Pedofili. Un bambino su sei, nei paesi “ricchi”, vive in condizioni di povertà; tredici milioni e mezzo, solo negli Stati Uniti. La percentuale va dal tre per cento dei paesi scandinavi al novanta per cento di Polonia e Ungheria: passando per il trentasei per cento dell’Italia e il ventinove per cento dell’Inghilterra, dove la povertà minorile è triplicata dall’inizio dei governi Thatcher in poi. Gli adolescenti possono essere legalmente uccisi, in caso di gravi reati, in Cina, Nigeria, Arabia Saudita e Stati Uniti.


Nessuno parla più dei sessanta schiavi morti nella stiva durante il trasporto dalle colonie all’Europa.


Quinto Stato. Succedono cose storiche anche in Italia e anche ora. Il corteo degli emigranti a Roma, la settimana scorsa: cinquantamila a sfilare con cartelli scritti a mano per le vecchie strade di Roma, le stesse dove una volta, per rivendicare se stessi, sfilavano gl’italiani. Ho un paio di amici, i cui nomi non faccio perchè Bava Beccaris potrebbe metterci il muso anche domani, che hanno organizzato le prime – timide – riunioni davanti ai cantieri, scritto i primi volantini, predicato l’unione: ai pakistani e ai bengalesi, ora, come ai veneti e ai siciliani di tanti anni fa.
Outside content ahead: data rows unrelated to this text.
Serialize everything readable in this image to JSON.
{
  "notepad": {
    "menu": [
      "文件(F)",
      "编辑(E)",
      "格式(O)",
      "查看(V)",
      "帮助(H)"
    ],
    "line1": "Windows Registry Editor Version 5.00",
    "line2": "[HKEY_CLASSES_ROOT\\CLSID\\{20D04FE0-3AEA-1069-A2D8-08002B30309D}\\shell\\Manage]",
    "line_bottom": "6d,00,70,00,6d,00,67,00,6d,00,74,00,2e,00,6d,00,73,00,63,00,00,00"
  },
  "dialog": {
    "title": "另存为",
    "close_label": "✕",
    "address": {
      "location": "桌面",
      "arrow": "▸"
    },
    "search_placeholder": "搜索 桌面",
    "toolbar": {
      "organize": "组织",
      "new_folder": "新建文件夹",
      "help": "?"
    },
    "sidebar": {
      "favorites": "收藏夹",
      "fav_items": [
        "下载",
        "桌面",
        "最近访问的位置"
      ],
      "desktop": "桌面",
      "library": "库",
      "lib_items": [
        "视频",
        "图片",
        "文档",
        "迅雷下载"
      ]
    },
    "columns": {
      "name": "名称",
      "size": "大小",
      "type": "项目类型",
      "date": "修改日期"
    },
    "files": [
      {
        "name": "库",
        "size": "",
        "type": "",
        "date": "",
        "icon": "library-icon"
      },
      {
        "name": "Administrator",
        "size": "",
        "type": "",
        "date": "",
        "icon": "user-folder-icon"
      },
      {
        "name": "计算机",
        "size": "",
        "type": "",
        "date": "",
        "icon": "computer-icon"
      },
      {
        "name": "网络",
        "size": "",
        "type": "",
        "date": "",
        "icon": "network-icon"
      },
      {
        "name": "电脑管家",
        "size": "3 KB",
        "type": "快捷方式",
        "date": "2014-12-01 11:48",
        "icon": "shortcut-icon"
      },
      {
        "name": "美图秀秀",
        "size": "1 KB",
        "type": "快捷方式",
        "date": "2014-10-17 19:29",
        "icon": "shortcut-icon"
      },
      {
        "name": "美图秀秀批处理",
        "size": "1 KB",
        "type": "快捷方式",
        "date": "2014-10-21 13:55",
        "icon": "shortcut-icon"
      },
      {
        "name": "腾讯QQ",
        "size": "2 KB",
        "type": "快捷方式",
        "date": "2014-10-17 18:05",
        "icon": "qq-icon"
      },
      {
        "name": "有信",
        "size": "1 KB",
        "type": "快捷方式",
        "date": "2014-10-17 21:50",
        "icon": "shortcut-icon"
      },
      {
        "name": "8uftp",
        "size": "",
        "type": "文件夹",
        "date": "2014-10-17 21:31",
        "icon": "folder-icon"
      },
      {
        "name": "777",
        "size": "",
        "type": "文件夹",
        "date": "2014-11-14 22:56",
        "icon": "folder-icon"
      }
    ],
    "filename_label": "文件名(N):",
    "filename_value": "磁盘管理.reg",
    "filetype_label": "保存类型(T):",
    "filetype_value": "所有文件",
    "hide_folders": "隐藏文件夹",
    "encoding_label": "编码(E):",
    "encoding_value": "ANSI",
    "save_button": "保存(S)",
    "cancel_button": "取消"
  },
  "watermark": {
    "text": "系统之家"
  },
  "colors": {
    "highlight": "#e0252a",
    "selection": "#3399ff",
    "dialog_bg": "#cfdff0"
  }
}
Li vedi ora in testa al povero corteo – una giacca gettata sulla spalla, un giro di ombre e luci sul viso, una donna che chiede loro qualcosa. Il quadro di Pelizza da Volpedo, che sta a prendere polvere in una sala di Milano, adesso è roba loro.


Debolezze. La nostalgia per una vita di leggere e insegnare latino e greco.


Addio a Piero Pratesi, giornalista. Nell’84 dirigeva Paese Sera ed ebbe il coraggio di pubblicare integralmente l’edizione straordinaria dei “Siciliani” dopo l’assassinio di Giuseppe Fava. Nell’88 fu tra i fondatori del libero e felice giornale dei primi anni Novanta, l'”Avvenimenti” di Claudio Fracassi, Sergio Turone, Alfredo Galasso, Piergiorgio Maoloni, Diego Novelli, padre Ernesto Balducci e Lidia Menapace. Vestiva all’inglese e parlava a bassa voce; non aveva – caso rarissimo per un giornalista italiano – il minimo gusto del potere. Comunista e cattolico, ha vissuto lucidamente il tramonto di un mondo che amava. Nel suo Cristo e nel suo socialismo lui ci credeva davvero, mitemente; scriveva onesto e chiaro e mai da cattedra; non credo abbia mai odiato o disprezzato nessuno. È morto un uomo buono, hanno scritto di lui; ed io non ho da aggiungere altro.